Studio Hardwood Flooring: Stained Or Whitewashed?

whitewash floorboard

I am constantly getting questions about Red Oak, and what I think of making a floor feel current. Today, I am sharing how you can stain red oak so it looks white oak, & what we learned refinishing our hardwood floors recently. Now that you have some background about the house and floors, let us dive right into talking about how to stain red oak to look like white oak. You can keep the majority of the red down and find out how to achieve a lighter tone in the red oak floors, which will give you at least some resemblance of the white oak feel, without having to completely replace the existing wooden floors.

I am a big fan of how wood floors can look when they are stained darker, but I have personally never seen white oak floors stained darker. Right now, hardwood flooring finishes are standard oak, orange coloured hardwood flooring stained. The final one in hardwood stains is a painted or white stained floor.

If you have solid hardwood floors, you can make them appear lighter, even if the floors are currently stained darker. If you want to change the colour of your hardwood floors and apply a finish, they need to be stained or get a pre-treatment.

Consider replacing damaged boards or your whole floor; or, staining and covering your floors in dark wood stains. If a floor is damaged, grinding and refinishing is an option.

After the sanding, contractors can add a stain to alter the color of the wood, and then slap on a clear finish that seals and protects the floor. With older floors, you may want to refinish the wood and go with natural finish, or you can apply whitewash floorboards. If you prefer to give your floors a bit of colour in order to mimic more exotic or dramatic looks, then oak floors will accept staining really well if the right techniques are used.

A Whitewashed oak floor, for instance, might appear extremely white when you finish it off initially, but can develop a subtle tan tone as the wood changes colors over time. Depending on what species of wood you are applying whitewash on, light grays may provide a refreshed appearance in your home, and can even come off a bit lighter than the natural. There are stronger pink or yellow tones which can be pulled off if simply sanding whitewash, or giving light gray stain to red oak.
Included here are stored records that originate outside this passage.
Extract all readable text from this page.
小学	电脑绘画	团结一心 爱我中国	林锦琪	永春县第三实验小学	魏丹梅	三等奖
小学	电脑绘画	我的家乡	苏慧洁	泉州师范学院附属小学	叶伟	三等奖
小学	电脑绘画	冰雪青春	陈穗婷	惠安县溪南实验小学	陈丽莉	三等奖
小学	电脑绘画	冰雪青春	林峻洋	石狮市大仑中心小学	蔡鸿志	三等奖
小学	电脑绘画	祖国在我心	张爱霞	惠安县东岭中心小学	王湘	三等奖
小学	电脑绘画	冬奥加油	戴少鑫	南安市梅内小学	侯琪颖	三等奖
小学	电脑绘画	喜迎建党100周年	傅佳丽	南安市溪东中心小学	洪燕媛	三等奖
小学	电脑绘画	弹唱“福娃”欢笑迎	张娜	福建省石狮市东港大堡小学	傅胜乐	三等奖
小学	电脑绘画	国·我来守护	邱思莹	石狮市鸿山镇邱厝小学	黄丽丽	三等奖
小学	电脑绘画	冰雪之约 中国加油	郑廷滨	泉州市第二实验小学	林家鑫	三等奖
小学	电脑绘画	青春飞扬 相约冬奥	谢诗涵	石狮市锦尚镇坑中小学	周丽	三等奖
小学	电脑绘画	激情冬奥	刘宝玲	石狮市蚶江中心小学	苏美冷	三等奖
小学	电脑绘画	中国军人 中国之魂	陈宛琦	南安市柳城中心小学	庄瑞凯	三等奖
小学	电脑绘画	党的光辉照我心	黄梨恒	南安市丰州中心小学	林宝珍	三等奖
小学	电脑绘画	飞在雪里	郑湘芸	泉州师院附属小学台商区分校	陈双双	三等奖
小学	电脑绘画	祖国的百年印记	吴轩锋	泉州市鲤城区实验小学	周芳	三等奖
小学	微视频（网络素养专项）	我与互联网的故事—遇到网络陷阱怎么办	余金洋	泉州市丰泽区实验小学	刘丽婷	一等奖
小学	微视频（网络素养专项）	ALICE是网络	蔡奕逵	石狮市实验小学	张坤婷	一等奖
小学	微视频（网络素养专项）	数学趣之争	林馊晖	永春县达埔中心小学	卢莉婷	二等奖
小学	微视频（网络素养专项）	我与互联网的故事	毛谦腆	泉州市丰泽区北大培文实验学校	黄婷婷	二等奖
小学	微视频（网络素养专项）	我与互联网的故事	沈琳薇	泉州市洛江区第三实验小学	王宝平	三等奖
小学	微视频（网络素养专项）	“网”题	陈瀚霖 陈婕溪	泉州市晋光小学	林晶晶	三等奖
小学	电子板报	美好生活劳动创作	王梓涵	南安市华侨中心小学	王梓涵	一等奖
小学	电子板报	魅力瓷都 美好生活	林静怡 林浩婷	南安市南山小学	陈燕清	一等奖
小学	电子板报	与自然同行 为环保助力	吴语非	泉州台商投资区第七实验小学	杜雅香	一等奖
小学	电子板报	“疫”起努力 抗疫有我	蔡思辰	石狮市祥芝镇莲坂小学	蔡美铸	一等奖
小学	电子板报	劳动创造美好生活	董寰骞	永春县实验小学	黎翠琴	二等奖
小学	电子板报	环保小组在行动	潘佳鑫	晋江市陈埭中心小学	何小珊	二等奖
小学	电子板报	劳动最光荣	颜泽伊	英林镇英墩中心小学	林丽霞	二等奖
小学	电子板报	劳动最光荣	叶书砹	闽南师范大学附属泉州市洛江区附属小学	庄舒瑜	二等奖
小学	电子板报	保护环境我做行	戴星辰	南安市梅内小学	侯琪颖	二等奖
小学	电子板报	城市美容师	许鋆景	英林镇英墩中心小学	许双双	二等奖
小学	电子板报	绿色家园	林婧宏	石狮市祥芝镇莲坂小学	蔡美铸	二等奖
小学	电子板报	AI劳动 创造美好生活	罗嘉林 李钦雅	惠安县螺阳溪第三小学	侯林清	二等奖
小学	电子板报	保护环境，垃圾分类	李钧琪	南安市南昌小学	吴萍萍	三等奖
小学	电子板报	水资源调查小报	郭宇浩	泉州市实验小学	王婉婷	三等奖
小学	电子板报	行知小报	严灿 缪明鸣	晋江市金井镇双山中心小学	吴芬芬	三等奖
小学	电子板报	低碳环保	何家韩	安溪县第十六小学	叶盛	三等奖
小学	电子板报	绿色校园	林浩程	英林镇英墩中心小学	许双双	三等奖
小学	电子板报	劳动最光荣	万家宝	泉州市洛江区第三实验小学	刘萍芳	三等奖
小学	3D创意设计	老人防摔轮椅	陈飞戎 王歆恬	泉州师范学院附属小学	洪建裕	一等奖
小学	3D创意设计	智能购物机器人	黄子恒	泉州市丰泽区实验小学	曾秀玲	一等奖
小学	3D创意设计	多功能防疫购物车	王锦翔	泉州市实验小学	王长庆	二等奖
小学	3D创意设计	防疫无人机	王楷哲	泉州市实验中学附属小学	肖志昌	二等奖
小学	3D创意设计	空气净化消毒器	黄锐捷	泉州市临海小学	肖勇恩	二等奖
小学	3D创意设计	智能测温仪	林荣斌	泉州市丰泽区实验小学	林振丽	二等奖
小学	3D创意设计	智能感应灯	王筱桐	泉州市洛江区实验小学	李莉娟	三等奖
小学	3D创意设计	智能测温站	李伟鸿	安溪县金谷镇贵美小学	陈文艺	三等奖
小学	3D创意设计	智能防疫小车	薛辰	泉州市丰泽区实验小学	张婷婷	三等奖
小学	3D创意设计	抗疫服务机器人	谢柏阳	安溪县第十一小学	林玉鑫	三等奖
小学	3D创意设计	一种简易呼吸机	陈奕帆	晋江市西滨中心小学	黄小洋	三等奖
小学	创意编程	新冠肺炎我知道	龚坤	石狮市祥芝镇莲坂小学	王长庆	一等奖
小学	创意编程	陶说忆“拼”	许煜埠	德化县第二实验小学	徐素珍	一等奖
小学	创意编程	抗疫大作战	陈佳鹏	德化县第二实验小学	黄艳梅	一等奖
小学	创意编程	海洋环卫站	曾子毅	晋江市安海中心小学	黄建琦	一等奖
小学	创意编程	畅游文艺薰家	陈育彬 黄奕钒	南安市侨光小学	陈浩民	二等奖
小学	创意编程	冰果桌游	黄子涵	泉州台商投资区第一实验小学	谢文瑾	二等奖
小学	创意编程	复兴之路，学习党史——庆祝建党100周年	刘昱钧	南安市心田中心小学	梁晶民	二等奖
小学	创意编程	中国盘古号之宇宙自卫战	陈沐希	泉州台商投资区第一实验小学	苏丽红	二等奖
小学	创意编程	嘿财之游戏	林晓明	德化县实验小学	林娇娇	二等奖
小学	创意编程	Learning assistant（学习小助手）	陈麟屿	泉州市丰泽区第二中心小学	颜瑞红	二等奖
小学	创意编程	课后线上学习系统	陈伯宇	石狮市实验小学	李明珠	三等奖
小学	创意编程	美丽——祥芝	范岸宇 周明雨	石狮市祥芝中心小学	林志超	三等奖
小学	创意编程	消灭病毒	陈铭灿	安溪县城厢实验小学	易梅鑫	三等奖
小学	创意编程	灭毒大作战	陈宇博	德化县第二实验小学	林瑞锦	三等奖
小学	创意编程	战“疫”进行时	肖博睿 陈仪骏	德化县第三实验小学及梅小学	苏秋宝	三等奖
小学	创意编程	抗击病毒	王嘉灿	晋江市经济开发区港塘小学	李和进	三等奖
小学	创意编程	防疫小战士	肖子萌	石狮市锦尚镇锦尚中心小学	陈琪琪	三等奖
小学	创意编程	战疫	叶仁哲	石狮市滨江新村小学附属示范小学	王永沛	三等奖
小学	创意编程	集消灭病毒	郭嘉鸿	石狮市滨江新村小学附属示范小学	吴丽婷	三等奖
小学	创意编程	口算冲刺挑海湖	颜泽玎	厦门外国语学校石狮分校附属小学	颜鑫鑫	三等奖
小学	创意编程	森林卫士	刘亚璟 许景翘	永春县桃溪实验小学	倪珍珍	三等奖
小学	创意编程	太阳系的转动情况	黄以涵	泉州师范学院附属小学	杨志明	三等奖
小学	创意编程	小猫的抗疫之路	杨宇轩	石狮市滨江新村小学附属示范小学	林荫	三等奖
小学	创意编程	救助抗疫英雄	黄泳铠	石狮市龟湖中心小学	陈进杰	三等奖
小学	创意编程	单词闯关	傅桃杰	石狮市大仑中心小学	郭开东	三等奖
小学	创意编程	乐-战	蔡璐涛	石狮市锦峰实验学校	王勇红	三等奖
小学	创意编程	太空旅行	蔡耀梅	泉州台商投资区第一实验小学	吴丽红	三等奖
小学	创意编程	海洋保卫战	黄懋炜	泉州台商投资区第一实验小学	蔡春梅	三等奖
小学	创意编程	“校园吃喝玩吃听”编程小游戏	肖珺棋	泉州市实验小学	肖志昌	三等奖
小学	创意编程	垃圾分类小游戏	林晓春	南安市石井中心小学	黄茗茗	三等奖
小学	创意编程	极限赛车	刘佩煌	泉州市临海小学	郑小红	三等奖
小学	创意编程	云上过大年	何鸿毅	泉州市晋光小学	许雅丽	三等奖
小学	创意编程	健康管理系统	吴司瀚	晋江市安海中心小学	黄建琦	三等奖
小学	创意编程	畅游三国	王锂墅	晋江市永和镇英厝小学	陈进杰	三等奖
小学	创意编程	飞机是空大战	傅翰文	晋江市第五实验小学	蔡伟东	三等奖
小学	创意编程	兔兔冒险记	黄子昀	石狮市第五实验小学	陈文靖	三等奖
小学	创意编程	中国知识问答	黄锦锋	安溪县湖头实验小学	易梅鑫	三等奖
Red Oak is stains friendly and it can take stain very easily because of its porous nature, but yellow undertones are currently unfashionable and something a lot of folks are trying to hide. White or a lighter grey stain is typically used, with lighter colored woods like ash or maple being used frequently, however, any wooden floor can be stained with a whitewash. Whitewashed staining will be the basic color of your floor; the gray stain will add texture and depth. In conclusion, as you can see, wood stain colors have significant impact on a rooms overall appearance and style.

I am still very happy with the way these floors turned out, and really like the heat the darker colors added to the living room area of the home. I have had several people recently encourage me to rethink this, to stain the floors so they are consistent with the rest of the house. I, as I am sure a lot of you reading this are, totally like the newer, lighter stained wooden floors which are all the rage right now. I think painted floors would get much appreciation and be desired if people were exposed to them more frequently.

If you like the look of white hardwood floors, but you are on the fence as to what they would really look like from day-to-day, just evaluating the pros and cons of that floor color might help you come to that final decision. If you are planning on installing hardwood floors in your home or maybe you have hardwood floors already and are looking to freshen them up – you are going to want to think about what types of finishes and wood flooring stain colors are available, and which ones would work best for your home. There are a number of factors that will influence whether or not you should stain your floors, and what the best stain colors are for your home, all of which you need to take into account before making your decision.

Below, we have chosen six basic styles for wood flooring staining, and picked out ideal examples to show you what you can achieve. Staining hardwood floors in hardwood stain colors is an alternative to consider, and it may prove particularly appealing if you are looking to bring out the grain in hardwood floors, or refresh older floors, or to completely revamp your home.

Check out a few examples of broad-plank hardwood floors that have been stained in this style to see all of the looks you can create, including hardwood floors in ash, hickory, and white oak that have been stained in the fence whitewash. Well, I think the slightly off-white look, showing a bit of the wood grain, is probably most desirable. White hardwood floors can make any size of room look light, inviting, and peaceful, especially if they are also combined with furnishings that are lighter in color, as well as naturally occurring. Those last rows to nail down using the normal nail gun are always so difficult for me, and I never manage to make it look as nice as the rest of the floor, where I used the floor mallet and the flooring nailer, but at least the hardwood floors are up against the walls.